Or just label it malt.

I declared a bag of grain at the WA border once and the bloke asked me what sort. When I said 'malted' he told me not to worry about it.

My guess is the customs officer looking at the shipment doesn't know that malt is kilned.


----------



## dago001 (4/7/13)

franks said:


> Or just label it malt.
> 
> I declared a bag of grain at the WA border once and the bloke asked me what sort. When I said 'malted' he told me not to worry about it.
> 
> My guess is the customs officer looking at the shipment doesn't know that malt is kilned.


I have been trying to explain that to the quarantine dept.

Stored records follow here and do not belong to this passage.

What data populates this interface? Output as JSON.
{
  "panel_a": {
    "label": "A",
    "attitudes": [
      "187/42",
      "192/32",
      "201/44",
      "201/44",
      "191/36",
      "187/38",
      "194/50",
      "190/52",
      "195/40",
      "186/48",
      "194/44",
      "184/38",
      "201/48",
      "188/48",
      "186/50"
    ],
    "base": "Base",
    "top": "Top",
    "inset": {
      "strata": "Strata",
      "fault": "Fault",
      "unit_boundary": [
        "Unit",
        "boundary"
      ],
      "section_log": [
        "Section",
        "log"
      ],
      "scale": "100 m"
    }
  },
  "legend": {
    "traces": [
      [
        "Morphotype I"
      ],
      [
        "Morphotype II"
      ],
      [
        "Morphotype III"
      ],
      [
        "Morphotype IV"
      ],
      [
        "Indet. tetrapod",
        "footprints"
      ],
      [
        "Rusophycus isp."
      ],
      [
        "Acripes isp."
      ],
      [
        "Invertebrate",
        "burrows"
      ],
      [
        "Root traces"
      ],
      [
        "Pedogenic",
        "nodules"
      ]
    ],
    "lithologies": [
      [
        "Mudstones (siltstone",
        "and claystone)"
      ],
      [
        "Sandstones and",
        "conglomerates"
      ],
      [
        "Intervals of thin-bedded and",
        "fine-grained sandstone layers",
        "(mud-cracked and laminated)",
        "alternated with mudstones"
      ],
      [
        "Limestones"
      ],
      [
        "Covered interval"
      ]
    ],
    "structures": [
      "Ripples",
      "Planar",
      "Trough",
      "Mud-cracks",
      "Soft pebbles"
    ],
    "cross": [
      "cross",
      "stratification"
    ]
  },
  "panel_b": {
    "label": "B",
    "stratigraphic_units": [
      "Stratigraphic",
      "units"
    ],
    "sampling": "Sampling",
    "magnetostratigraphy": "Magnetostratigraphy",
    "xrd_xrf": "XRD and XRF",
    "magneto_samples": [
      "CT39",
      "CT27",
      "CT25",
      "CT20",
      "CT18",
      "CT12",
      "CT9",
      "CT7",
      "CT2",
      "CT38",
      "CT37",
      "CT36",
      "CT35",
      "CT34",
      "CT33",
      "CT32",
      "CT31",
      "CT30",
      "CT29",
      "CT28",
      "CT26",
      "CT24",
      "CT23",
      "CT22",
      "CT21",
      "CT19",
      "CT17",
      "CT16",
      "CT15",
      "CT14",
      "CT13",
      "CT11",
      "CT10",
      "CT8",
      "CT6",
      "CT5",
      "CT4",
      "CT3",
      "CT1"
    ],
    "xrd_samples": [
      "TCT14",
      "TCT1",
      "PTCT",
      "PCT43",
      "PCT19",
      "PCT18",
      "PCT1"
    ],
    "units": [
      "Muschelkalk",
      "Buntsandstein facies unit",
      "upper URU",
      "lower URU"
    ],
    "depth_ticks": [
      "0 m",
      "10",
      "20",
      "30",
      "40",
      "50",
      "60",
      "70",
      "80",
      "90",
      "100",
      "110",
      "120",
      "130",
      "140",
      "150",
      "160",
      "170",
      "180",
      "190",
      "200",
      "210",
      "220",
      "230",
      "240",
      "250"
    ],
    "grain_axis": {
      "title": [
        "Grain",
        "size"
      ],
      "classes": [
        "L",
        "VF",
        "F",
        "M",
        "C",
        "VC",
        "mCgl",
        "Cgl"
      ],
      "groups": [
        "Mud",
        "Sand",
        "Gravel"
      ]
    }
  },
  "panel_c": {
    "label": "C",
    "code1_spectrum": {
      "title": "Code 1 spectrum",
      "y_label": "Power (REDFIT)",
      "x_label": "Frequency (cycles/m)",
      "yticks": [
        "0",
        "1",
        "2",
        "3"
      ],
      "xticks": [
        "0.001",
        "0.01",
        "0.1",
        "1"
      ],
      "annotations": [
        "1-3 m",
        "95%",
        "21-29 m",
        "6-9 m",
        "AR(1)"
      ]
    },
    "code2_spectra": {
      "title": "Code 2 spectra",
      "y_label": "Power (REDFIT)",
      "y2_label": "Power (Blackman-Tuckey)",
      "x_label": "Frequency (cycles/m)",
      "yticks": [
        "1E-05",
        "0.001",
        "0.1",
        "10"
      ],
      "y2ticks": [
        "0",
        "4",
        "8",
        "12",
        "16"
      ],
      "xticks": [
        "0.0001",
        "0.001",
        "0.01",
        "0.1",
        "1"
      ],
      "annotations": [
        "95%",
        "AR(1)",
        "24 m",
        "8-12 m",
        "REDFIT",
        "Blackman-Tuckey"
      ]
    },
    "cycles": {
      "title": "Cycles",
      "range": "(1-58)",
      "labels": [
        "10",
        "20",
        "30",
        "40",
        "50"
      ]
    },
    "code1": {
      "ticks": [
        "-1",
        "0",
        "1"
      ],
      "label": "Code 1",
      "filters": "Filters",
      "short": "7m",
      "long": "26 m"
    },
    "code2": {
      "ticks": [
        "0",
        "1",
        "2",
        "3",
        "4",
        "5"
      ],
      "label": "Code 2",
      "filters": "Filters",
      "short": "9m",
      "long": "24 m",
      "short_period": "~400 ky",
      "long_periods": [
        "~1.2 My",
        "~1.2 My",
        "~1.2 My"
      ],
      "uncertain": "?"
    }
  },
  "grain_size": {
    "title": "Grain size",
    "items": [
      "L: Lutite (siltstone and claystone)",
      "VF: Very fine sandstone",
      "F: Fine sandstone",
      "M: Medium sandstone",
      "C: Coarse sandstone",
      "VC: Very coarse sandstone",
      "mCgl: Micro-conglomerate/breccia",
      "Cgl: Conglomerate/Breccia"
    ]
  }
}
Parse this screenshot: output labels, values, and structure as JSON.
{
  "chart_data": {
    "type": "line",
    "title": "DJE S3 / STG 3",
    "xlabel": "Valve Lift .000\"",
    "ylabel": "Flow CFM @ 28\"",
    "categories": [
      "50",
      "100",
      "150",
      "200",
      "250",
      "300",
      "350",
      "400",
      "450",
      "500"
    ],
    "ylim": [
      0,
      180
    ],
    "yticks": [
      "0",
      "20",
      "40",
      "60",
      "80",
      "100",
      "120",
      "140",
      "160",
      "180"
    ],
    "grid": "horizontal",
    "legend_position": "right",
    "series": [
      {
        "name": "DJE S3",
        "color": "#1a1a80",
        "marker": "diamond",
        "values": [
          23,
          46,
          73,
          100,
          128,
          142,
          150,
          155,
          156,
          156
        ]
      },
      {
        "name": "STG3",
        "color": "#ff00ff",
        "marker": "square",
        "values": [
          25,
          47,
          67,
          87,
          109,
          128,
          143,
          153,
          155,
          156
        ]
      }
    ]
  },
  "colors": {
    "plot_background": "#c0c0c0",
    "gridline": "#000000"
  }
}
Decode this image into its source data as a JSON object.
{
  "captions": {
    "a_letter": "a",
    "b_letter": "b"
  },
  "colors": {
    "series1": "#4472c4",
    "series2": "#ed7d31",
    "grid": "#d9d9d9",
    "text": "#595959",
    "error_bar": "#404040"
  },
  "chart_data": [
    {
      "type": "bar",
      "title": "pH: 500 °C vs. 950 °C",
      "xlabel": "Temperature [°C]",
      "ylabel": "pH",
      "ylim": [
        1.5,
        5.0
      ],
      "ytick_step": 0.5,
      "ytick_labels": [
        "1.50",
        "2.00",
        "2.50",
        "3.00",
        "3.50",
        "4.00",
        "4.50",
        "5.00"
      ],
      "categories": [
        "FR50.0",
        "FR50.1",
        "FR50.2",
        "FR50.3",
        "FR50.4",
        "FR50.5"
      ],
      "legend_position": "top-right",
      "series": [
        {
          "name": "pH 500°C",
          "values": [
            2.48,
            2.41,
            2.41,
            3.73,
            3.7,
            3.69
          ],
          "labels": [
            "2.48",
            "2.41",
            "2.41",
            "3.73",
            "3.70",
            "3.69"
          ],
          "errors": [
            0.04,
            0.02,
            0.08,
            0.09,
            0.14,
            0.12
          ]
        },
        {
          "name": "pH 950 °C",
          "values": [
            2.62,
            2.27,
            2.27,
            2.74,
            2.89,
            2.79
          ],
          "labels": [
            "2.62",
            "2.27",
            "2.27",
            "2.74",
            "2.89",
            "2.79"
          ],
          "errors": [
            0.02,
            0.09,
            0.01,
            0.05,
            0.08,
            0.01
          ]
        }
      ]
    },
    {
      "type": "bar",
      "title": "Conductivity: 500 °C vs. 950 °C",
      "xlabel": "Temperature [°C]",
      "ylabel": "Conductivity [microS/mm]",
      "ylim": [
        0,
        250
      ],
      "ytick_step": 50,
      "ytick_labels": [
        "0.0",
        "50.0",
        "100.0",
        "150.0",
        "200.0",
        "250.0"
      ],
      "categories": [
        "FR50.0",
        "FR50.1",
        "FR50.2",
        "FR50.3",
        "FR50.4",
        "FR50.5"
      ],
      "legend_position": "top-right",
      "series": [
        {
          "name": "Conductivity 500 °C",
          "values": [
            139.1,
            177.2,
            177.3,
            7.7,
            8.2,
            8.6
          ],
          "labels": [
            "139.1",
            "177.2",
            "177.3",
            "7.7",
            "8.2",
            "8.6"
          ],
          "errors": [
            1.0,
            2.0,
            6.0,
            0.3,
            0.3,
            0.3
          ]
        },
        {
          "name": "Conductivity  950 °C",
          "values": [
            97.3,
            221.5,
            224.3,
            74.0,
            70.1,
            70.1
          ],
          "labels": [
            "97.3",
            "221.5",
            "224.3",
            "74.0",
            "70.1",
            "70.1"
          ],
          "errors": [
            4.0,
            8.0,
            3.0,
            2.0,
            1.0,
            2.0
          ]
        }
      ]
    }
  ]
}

Just doesnt seem to compute that it is kilned- they just treat it a a grain - still in discussions at this stage.


----------



## dago001 (4/7/13)

Lord Raja Goomba I said:


> That reminds me - we should do a bulk buy.......
> 
> As for us moving here - the only way you know we're queenslanders is that they ran out of spare heads on the Spirit, so sum of us are still waiting for our 2nd head.
> 
> As for quarantine - it's probably your poor luck that they intercepted the package. If this becomes a regular thing, we might have to buy our grain from *shock horror* a home brew shop in Hobart. :blink:


I had my 2nd head removed thanks, call in and pick it up, I dont need it anymore 
As for buying grain from hobart, I will find a way to import it, maybe set up a co-op or such. I dont think it is a problem bringing it in, more that they need paperwork to bring it in/keep them in employment


----------



## Guysmiley54 (4/7/13)

+1



Lord Raja Goomba I said:


> That reminds me - we should do a bulk buy.......


----------



## ianh (4/7/13)

LagerBomb said:


> and they just let them bloody queenslanders move here, no questions asked :lol:
> Cheers
> LagerBomb


At least I consider myself to be a West Australian, albiet with a funny accent even though I did move here from Queensland.

Second another bulk buy getting low on supplies.


----------



## dago001 (4/7/13)

ianh said:


> At least I consider myself to be a West Australian, albiet with a funny accent even though I did move here from Queensland.
> 
> Second another bulk buy getting low on supplies.


Honary Tasmanian IanH - You know - Iron Ore and all that, plus we are happy to take credit as the birth place of the spreadsheet.


----------



## Bridges (4/7/13)

For all you Tasmanians check this out I also put it in the ebay thread. Seems a good deal if the bidding doesn't get to high.


----------



## Draughton (4/7/13)

Same deal is on gumtree

http://www.gumtree.com.au/s-ad/queenstown/miscellaneous-goods/home-brewing-outfit-complete/1022960838


----------



## Feldon (4/7/13)

If you can't get the local customs bods to see that the barley has been through a malting process, which would destroy any insect or microbial life, write the matter down in a polite letter to your local state MP. Ask him/her to enquire with the relevant state govt. department what the situation is regarding importing malt to Tas from the mainland. This would raise the matter to a higher level in the relevant department and if you get the all clear you will have a written response to wave under the nose of any officer that quarantines any future shipment.


----------



## dago001 (4/7/13)

Feldon said:


> If you can't get the local customs bods to see that the barley has been through a malting process, which would destroy any insect or microbial life, write the matter down in a polite letter to your local state MP. Ask him/her to enquire with the relevant state govt. department what the situation is regarding importing malt to Tas from the mainland. This would raise the matter to a higher level in the relevant department and if you get the all clear you will have a written response to wave under the nose of any officer that quarantines any future shipment.


Hoping that it can be sorted out before this needs to happen, but I will keep it in mind.
Thanks


----------



## dago001 (5/7/13)

Sent the form away yesterday, gtain delivered today. Issue not sorted, but I have my grain.
LagerBomb


----------



## jlm (5/7/13)

We had a palette of grain for the brewery held up by quarantine recently........came through fine in the end so who knows? Could be a new overzealous employee?


----------



## dago001 (5/7/13)

jlm said:


> We had a palette of grain for the brewery held up by quarantine recently........came through fine in the end so who knows? Could be a new overzealous employee?


Maybe the case, however, Im playing by the rules for now, until this gets sorted. A few more people are involved now, but I will fill you in tomorrow.
Cheers
LagerBomb


----------



## BrewRick (28/7/13)

Any updates on this topic? I'm looking to order all of my grain from the mainland in the future, because I'm just not a fan of the LHBS's in Hobart. But don't want to order a heap of grain that might not reach me!


----------



## Lord Raja Goomba I (28/7/13)

BrewRick said:


> Any updates on this topic? I'm looking to order all of my grain from the mainland in the future, because I'm just not a fan of the LHBS's in Hobart. But don't want to order a heap of grain that might not reach me!


Nobody is a fan of the LHBS in Hobart....... h34r:


----------



## Amber Fluid (30/7/13)

BrewRick said:


> Any updates on this topic? I'm looking to order all of my grain from the mainland in the future, because I'm just not a fan of the LHBS's in Hobart. But don't want to order a heap of grain that might not reach me!


Easiest thing is to get in on the Bulk Buys. Nothing to worry about then.


----------